Gebruik restwarmte van koudeproces

Warmte die vrijkomt door het koudeproces, kan ergens anders in een gebouw hergebruikt worden, denk bijvoorbeeld aan verwarming in de ruimte of voor warm tapwater. De warmte kan rechtstreeks gebruikt worden in een andere werkruimte, of via een tussenmedium overgedragen worden via bijvoorbeeld een persgasboiler. In ieder gebouw kunnen processen plaatsvinden waarbij warmte vrijkomt. Deze warmte kan wellicht ergens anders in een gebouw of een ander proces nuttig worden (her)gebruikt.

Enkele voorbeelden:

  • In een supermarkt met een centraal systeem kan restwarmte nuttig gebruikt worden. Dit betekent vaak een leuke besparing op aardgas.
  • In een opslag- en transportbedrijf kan de restwarmte eveneens nuttig gebruikt worden. Ook hier kunnen besparingen behoorlijk oplopen op de energiefactuur.
  • Ook in de detailhandel waar gekoelde producten worden opgeslagen zal voornamelijk warmte vrijkomen (door compressoren van koel- en vriesinstallaties). Deze warmte kan dan als ruimteverwarming worden benut. De investeringskosten om restwarmte te hergebruiken zijn sterk afhankelijk van de soort toepassing.
  • Het direct in een werkruimte blazen van de warmte: dit zit vaak vervat in de bouwtechnische kosten.
  • Door gebruik van een persgasboiler voor het verwarmen van tapwater. Hierdoor zijn standaard oplossingen beschikbaar. De kosten zijn te overzien.
  • Wanneer een warmtewisselaar op het persgascircuit wordt aangesloten ten behoeve van ruimteverwarming is een redelijke investering te verwachten.
  • Wanneer warmte wordt teruggewonnen uit koelinstallaties van machines (industrie), met behulp van een warmtepomp en gebruikt wordt voor ruimteverwarming, zijn de investeringen forser.
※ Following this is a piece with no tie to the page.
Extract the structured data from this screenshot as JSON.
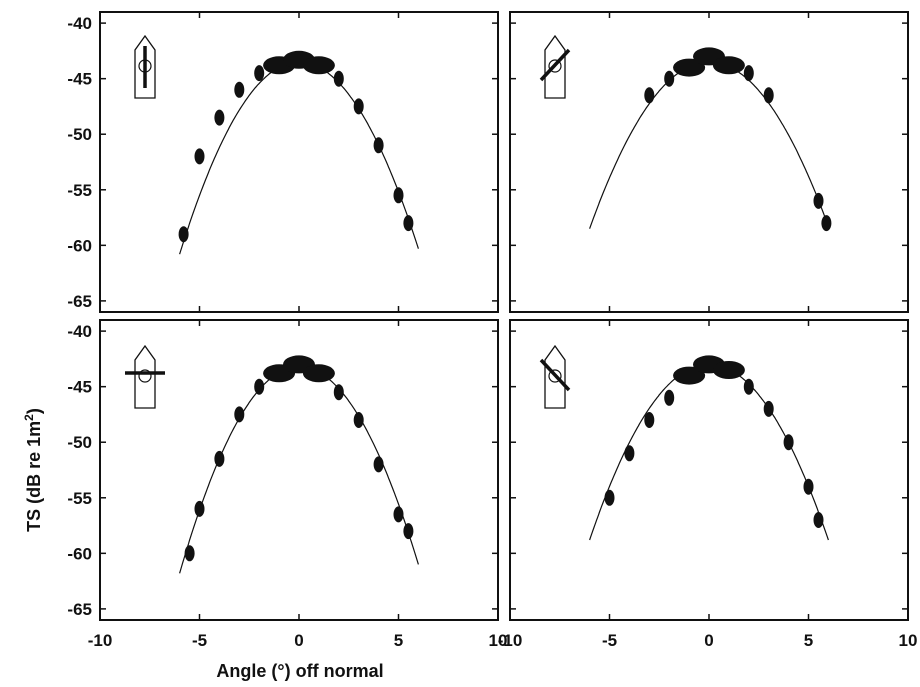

Bij het hergebruiken van de restwarmte moet rekening worden gehouden met de draaitijden van het actieve proces, aangezien dan alleen restwarmte beschikbaar is. Alleen wanneer de periode van warmtevraag (gedeeltelijk) samenvalt met de tijd waarin het proces restwarmte levert, kan deze restwarmte nuttig worden gebruikt. In de meeste gebouwen is de vraag naar warmte geconcentreerd in de ochtenduren als het gebouw moet worden opgewarmd en tijdens werkuren kan er vraag zijn naar warm tapwater.

De mogelijkheid om daadwerkelijk warmte in een gebouw te hergebruiken, is onder andere afhankelijk van de temperatuur van de vrijgekomen warmte en de temperatuur dat voor ruimteverwarming of warm tapwater noodzakelijk is.

In bepaalde situaties is de warmte rechtstreeks te gebruiken door de warmte die vrijkomt (bijvoorbeeld warme lucht) direct in een werkruimte in te blazen.

De vrijgekomen warmte kan ook via een tussenmedium worden overgedragen. Denk hier bijvoorbeeld aan het benutten van de warmte afkomstig van een koelinstallatie, waarbij de warmte via een watercircuit met behulp van een warmtewisselaar, de warmte aan de hete persgassen (persgasleiding vanaf de compressor naar de condensor) onttrekt.

Indien de restwarmte een lagere temperatuur heeft dan de noodzakelijke warmte, kan worden overwogen om de temperatuur met een warmtepomp te verhogen.

Ongeveer 60 procent van de totale proceskosten wordt gewoonlijk besteed aan energie, dus daar liggen ook de grootste potentiële kostenbesparingen. Op die manier voorkomt men dat restwarmte wordt verspild. Dit levert dan energiebesparingen op en een verlaging van de CO2-uitstoot. Het minimaliseert het energieverbruik en verlaagt zo uiteindelijk de operationele kosten, waardoor de cirkel weer rond is.